How to cope with these mechanisms?

  • Surface tension: Try to keep the solder joints as close as possible to a ball shape.
  • Pressure: Reduce the stress on the solder joints.
  • Quantitative aspect: Quite obvious one: If you look at a SMD component on a typical PCB and scale it to human size, there would be a bathtub of solder on it. Way too much. This can drastically be reduced. The less solder, the less possibility of bridging and the less whiskers. This will also improve the strength of the solder joints. It's the same as with glue: the thinner the layer, the stronger.

PCB wise solutions:

  • Maintaining a ball shape is already being done in BGA (Ball Grid Array) packages. Unfortunately being of no use for low quantity designs and the components I need do not exist in BGA package. The next best thing is using round shapes for the PCB pads. Round pcb pads are closser to a ball than square pads.
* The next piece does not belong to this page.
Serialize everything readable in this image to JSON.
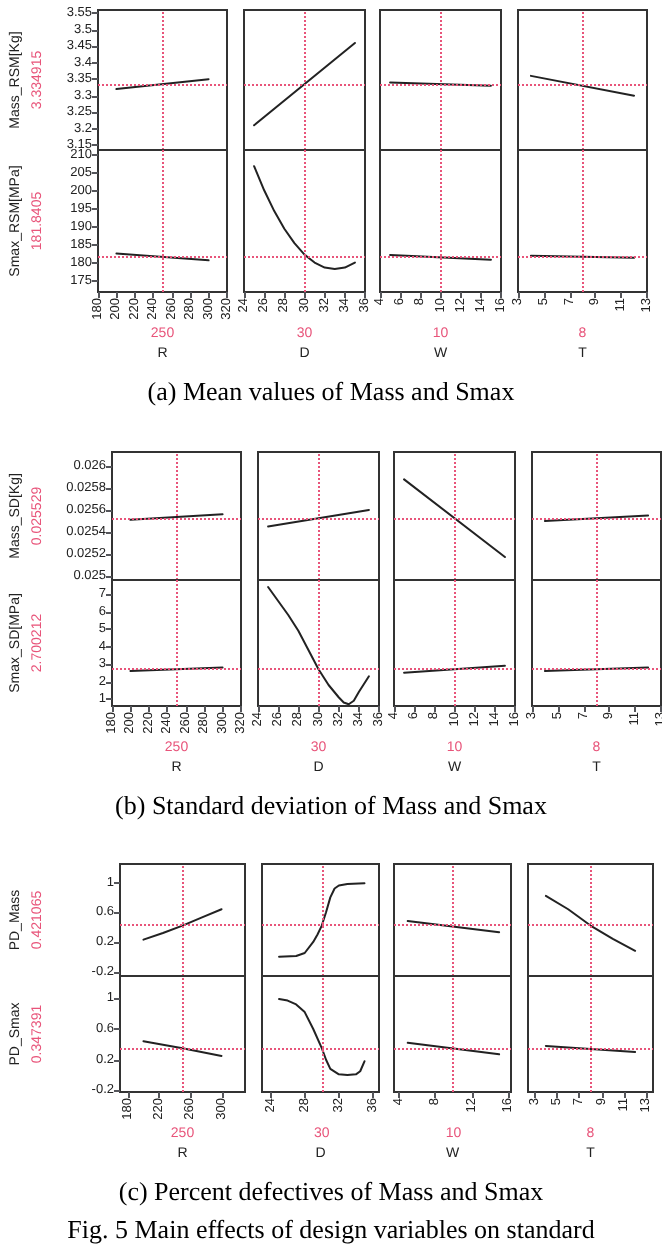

So, less pull on the surface tension is needed to flow out to the edge of the pads and thus more likely the solder will wet the component. Another benefit of the reduced pull on the surface tension is reduced stress in the solder.
  • Most of the stress on solder joints is generated by bending the PCB. This caused by the heating and cooling down during reflow soldering and by applying force on the PCB. Using a thicker PCB reduces this bending.
  • Reducing the amount of solder is simply done by making the PCB pads smaller. Just big enough for a circumscribed round shape of the component's feet. An extra benefit of these smaller pads is the bigger space between them: Whiskers need to grow longer to become problematic and the problematic directions (the ones in which they reach another joint) for them to grow reduce quadratically with the distance. Also, bridge forming is decreased by increasing the distance compared to the available material to form a bridge.
So what I did was:
  • Create my personal library for my PCB design software of all the components I use, with the shapes optimized for them as described above.
  • Use PCB's double the thickness of original ones. 2.4mm thick FR4 is almost unbendable. SMD components without legs, like capacitors and resistors, are quite sensitive to stress. This protects them too.


Where I used to have 2-3 problems with solder joints on my D80017 modules for runs of 100, before I used this library, There was not a single problem on 100 of the TS-303 MK2 rev2 PCB's. On top of that: the D80017 modules use lead solder, the TS-303 MK2 rev2 lead-free solder and they are a lot more complex.
After that I adapted the D80017 modules to also use this library and the 700 made since then were flawless.


During manufacturing: Using round smaller pads improves the soldering quality beyond anything I expected: 'lead-free-small-round' beats 'lead-big-square'.
Reliability: Whisker growth is a long term effect and I lack the equipment, time and resources to do meaning full tests on this. Time will tell, but the wind in the trees tells me that what I did is quite effective.